The goal of the project is to build a predictive text model based on natural language processing techniques. The model will then be incorporated into a Shiny App to provide a user interface.
Building such a model requires a dataset to discover how words and sentences are put together. The data for this project have been downloaded from here.
The dataset contains sentences scraped from news reports, blogs and twitter tweets in three separate files, for several different languages. In this project, we will be using the English language dataset.
A table summarising the basic features of the three datasets is given below. It contains the size of each dataset in Megabytes, the number of sentences and the number of words.
## files size sentences words
## 1 News 196.2775 1010242 34372530
## 2 Blogs 200.4242 2360148 30373543
## 3 Twitter 159.3641 899288 37334131
Since the number of words is over 30 million in each dataset, we will create and use a subsample for future analyses.
We use the sample function to generate subsamples of each dataset, each containing 10,000 lines, and we also create a combined dataset with 30,000 lines.
## sentences words
## 1 30000 882124
The data need to be cleaned before further analysis. We carry out the following steps:
To help clean the data and identify words, we use the Text Mining package.

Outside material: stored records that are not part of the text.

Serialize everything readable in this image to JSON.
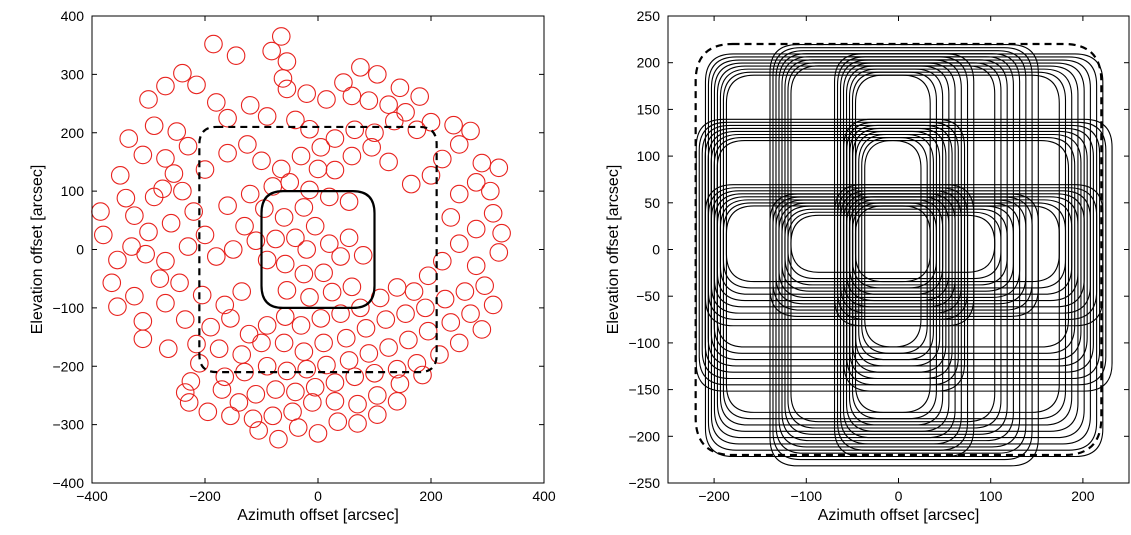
{
  "chart_data": [
    {
      "type": "scatter",
      "marker": "open-circle",
      "marker_color": "#e8231f",
      "xlabel": "Azimuth offset [arcsec]",
      "ylabel": "Elevation offset [arcsec]",
      "xlim": [
        -400,
        400
      ],
      "ylim": [
        -400,
        400
      ],
      "xticks": [
        "−400",
        "−200",
        "0",
        "200",
        "400"
      ],
      "yticks": [
        "−400",
        "−300",
        "−200",
        "−100",
        "0",
        "100",
        "200",
        "300",
        "400"
      ],
      "xtick_values": [
        -400,
        -200,
        0,
        200,
        400
      ],
      "ytick_values": [
        -400,
        -300,
        -200,
        -100,
        0,
        100,
        200,
        300,
        400
      ],
      "grid": false,
      "marker_radius_arcsec": 15.5,
      "points": [
        [
          -65,
          365
        ],
        [
          -185,
          352
        ],
        [
          -82,
          340
        ],
        [
          -145,
          332
        ],
        [
          -55,
          322
        ],
        [
          -62,
          293
        ],
        [
          -240,
          302
        ],
        [
          -270,
          280
        ],
        [
          -215,
          282
        ],
        [
          75,
          312
        ],
        [
          105,
          300
        ],
        [
          45,
          286
        ],
        [
          145,
          277
        ],
        [
          180,
          262
        ],
        [
          -300,
          257
        ],
        [
          -180,
          252
        ],
        [
          -120,
          247
        ],
        [
          -160,
          225
        ],
        [
          -90,
          228
        ],
        [
          -40,
          222
        ],
        [
          -55,
          275
        ],
        [
          -20,
          267
        ],
        [
          15,
          257
        ],
        [
          60,
          263
        ],
        [
          90,
          255
        ],
        [
          125,
          248
        ],
        [
          155,
          235
        ],
        [
          200,
          218
        ],
        [
          -335,
          190
        ],
        [
          -290,
          212
        ],
        [
          -250,
          202
        ],
        [
          -230,
          177
        ],
        [
          -270,
          156
        ],
        [
          -310,
          162
        ],
        [
          -350,
          127
        ],
        [
          -275,
          104
        ],
        [
          -255,
          130
        ],
        [
          -200,
          137
        ],
        [
          -160,
          165
        ],
        [
          -125,
          180
        ],
        [
          -100,
          152
        ],
        [
          -65,
          138
        ],
        [
          -30,
          160
        ],
        [
          5,
          175
        ],
        [
          30,
          190
        ],
        [
          -15,
          206
        ],
        [
          65,
          205
        ],
        [
          100,
          200
        ],
        [
          135,
          220
        ],
        [
          175,
          205
        ],
        [
          240,
          213
        ],
        [
          270,
          203
        ],
        [
          250,
          180
        ],
        [
          290,
          148
        ],
        [
          220,
          155
        ],
        [
          200,
          127
        ],
        [
          165,
          112
        ],
        [
          125,
          150
        ],
        [
          95,
          175
        ],
        [
          60,
          160
        ],
        [
          30,
          136
        ],
        [
          0,
          138
        ],
        [
          -325,
          58
        ],
        [
          -290,
          90
        ],
        [
          -240,
          100
        ],
        [
          -220,
          65
        ],
        [
          -260,
          45
        ],
        [
          -300,
          30
        ],
        [
          -330,
          5
        ],
        [
          -355,
          -18
        ],
        [
          -380,
          25
        ],
        [
          -385,
          65
        ],
        [
          -340,
          88
        ],
        [
          -365,
          -57
        ],
        [
          -305,
          -8
        ],
        [
          -270,
          -20
        ],
        [
          -230,
          5
        ],
        [
          -200,
          25
        ],
        [
          -180,
          -12
        ],
        [
          -150,
          0
        ],
        [
          -130,
          40
        ],
        [
          -160,
          75
        ],
        [
          -120,
          95
        ],
        [
          -80,
          108
        ],
        [
          -50,
          115
        ],
        [
          -15,
          102
        ],
        [
          20,
          90
        ],
        [
          55,
          82
        ],
        [
          -25,
          72
        ],
        [
          -5,
          40
        ],
        [
          -60,
          55
        ],
        [
          -95,
          70
        ],
        [
          -40,
          20
        ],
        [
          -75,
          18
        ],
        [
          -110,
          15
        ],
        [
          -90,
          -18
        ],
        [
          -58,
          -25
        ],
        [
          -20,
          0
        ],
        [
          20,
          10
        ],
        [
          55,
          20
        ],
        [
          40,
          -12
        ],
        [
          80,
          -10
        ],
        [
          -25,
          -42
        ],
        [
          10,
          -40
        ],
        [
          -55,
          -70
        ],
        [
          -15,
          -82
        ],
        [
          25,
          -73
        ],
        [
          60,
          -64
        ],
        [
          -135,
          -72
        ],
        [
          -165,
          -95
        ],
        [
          -205,
          -78
        ],
        [
          -245,
          -57
        ],
        [
          -280,
          -50
        ],
        [
          -325,
          -80
        ],
        [
          -355,
          -98
        ],
        [
          -310,
          -123
        ],
        [
          -270,
          -92
        ],
        [
          -235,
          -120
        ],
        [
          -190,
          -133
        ],
        [
          -155,
          -118
        ],
        [
          -122,
          -145
        ],
        [
          -90,
          -130
        ],
        [
          -58,
          -115
        ],
        [
          -30,
          -130
        ],
        [
          5,
          -118
        ],
        [
          40,
          -110
        ],
        [
          75,
          -100
        ],
        [
          110,
          -83
        ],
        [
          140,
          -65
        ],
        [
          170,
          -72
        ],
        [
          195,
          -45
        ],
        [
          220,
          -20
        ],
        [
          250,
          10
        ],
        [
          280,
          35
        ],
        [
          310,
          62
        ],
        [
          325,
          28
        ],
        [
          320,
          -5
        ],
        [
          280,
          -28
        ],
        [
          235,
          55
        ],
        [
          250,
          95
        ],
        [
          280,
          115
        ],
        [
          305,
          100
        ],
        [
          320,
          140
        ],
        [
          -310,
          -153
        ],
        [
          -265,
          -170
        ],
        [
          -215,
          -162
        ],
        [
          -175,
          -170
        ],
        [
          -135,
          -180
        ],
        [
          -100,
          -160
        ],
        [
          -60,
          -160
        ],
        [
          -25,
          -175
        ],
        [
          10,
          -160
        ],
        [
          50,
          -152
        ],
        [
          85,
          -135
        ],
        [
          120,
          -120
        ],
        [
          155,
          -110
        ],
        [
          190,
          -100
        ],
        [
          225,
          -85
        ],
        [
          260,
          -72
        ],
        [
          295,
          -62
        ],
        [
          310,
          -95
        ],
        [
          270,
          -110
        ],
        [
          235,
          -125
        ],
        [
          195,
          -140
        ],
        [
          160,
          -155
        ],
        [
          125,
          -168
        ],
        [
          90,
          -178
        ],
        [
          55,
          -190
        ],
        [
          15,
          -198
        ],
        [
          -20,
          -205
        ],
        [
          -55,
          -208
        ],
        [
          -90,
          -200
        ],
        [
          -130,
          -210
        ],
        [
          -165,
          -218
        ],
        [
          -210,
          -195
        ],
        [
          -225,
          -226
        ],
        [
          -235,
          -245
        ],
        [
          -228,
          -262
        ],
        [
          -170,
          -240
        ],
        [
          -140,
          -262
        ],
        [
          -110,
          -248
        ],
        [
          -75,
          -240
        ],
        [
          -40,
          -244
        ],
        [
          -5,
          -236
        ],
        [
          30,
          -228
        ],
        [
          65,
          -218
        ],
        [
          100,
          -212
        ],
        [
          140,
          -205
        ],
        [
          175,
          -195
        ],
        [
          215,
          -180
        ],
        [
          250,
          -160
        ],
        [
          290,
          -137
        ],
        [
          185,
          -215
        ],
        [
          145,
          -230
        ],
        [
          105,
          -250
        ],
        [
          70,
          -265
        ],
        [
          30,
          -260
        ],
        [
          -10,
          -262
        ],
        [
          -45,
          -278
        ],
        [
          -80,
          -285
        ],
        [
          -115,
          -290
        ],
        [
          -155,
          -285
        ],
        [
          -195,
          -278
        ],
        [
          -105,
          -310
        ],
        [
          -70,
          -325
        ],
        [
          -35,
          -305
        ],
        [
          0,
          -315
        ],
        [
          35,
          -295
        ],
        [
          70,
          -298
        ],
        [
          105,
          -283
        ],
        [
          140,
          -260
        ]
      ],
      "inner_region": {
        "style": "solid",
        "x": [
          -100,
          100
        ],
        "y": [
          -100,
          100
        ],
        "corner": 38
      },
      "outer_region": {
        "style": "dashed",
        "x": [
          -210,
          210
        ],
        "y": [
          -210,
          210
        ],
        "corner": 30
      }
    },
    {
      "type": "line",
      "line_color": "#000000",
      "xlabel": "Azimuth offset [arcsec]",
      "ylabel": "Elevation offset [arcsec]",
      "xlim": [
        -250,
        250
      ],
      "ylim": [
        -250,
        250
      ],
      "xticks": [
        "−200",
        "−100",
        "0",
        "100",
        "200"
      ],
      "yticks": [
        "−250",
        "−200",
        "−150",
        "−100",
        "−50",
        "0",
        "50",
        "100",
        "150",
        "200",
        "250"
      ],
      "xtick_values": [
        -200,
        -100,
        0,
        100,
        200
      ],
      "ytick_values": [
        -250,
        -200,
        -150,
        -100,
        -50,
        0,
        50,
        100,
        150,
        200,
        250
      ],
      "grid": false,
      "scan_pattern": {
        "description": "Rounded-square daisy scan, eight loops",
        "lobe_half_width": 128,
        "lobe_corner": 30,
        "lobe_centers": [
          [
            0,
            80
          ],
          [
            0,
            -80
          ],
          [
            -80,
            0
          ],
          [
            80,
            0
          ],
          [
            -70,
            70
          ],
          [
            70,
            70
          ],
          [
            -70,
            -70
          ],
          [
            70,
            -70
          ]
        ],
        "tracks_per_loop": 8,
        "track_spacing": 5
      },
      "boundary": {
        "style": "dashed",
        "x": [
          -220,
          220
        ],
        "y": [
          -220,
          220
        ],
        "corner": 40
      }
    }
  ]
}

To filter profanities, we use the Google Bad Words database. We consider removing stopwords which are commonly used English words, but decide against it as we would like our algorithm to correctly predict such words too.
We will start by examining which words are most frequent or what is technically known as unigram analysis. The figure below shows the most commonly used words and their frequencies within our sample of 30,000 sentences.
We carry out the same analysis for bigrams and trigrams i.e. two and three word combinations. The figures below show the most frequently occuring bigrams and trigrams and their frequencies.
We will use the n-grams, namely the unigrams, bigrams and trigrams identified from the text to construct a predictive model. Finally, we will build a Shiny App to act as a user interface for this model.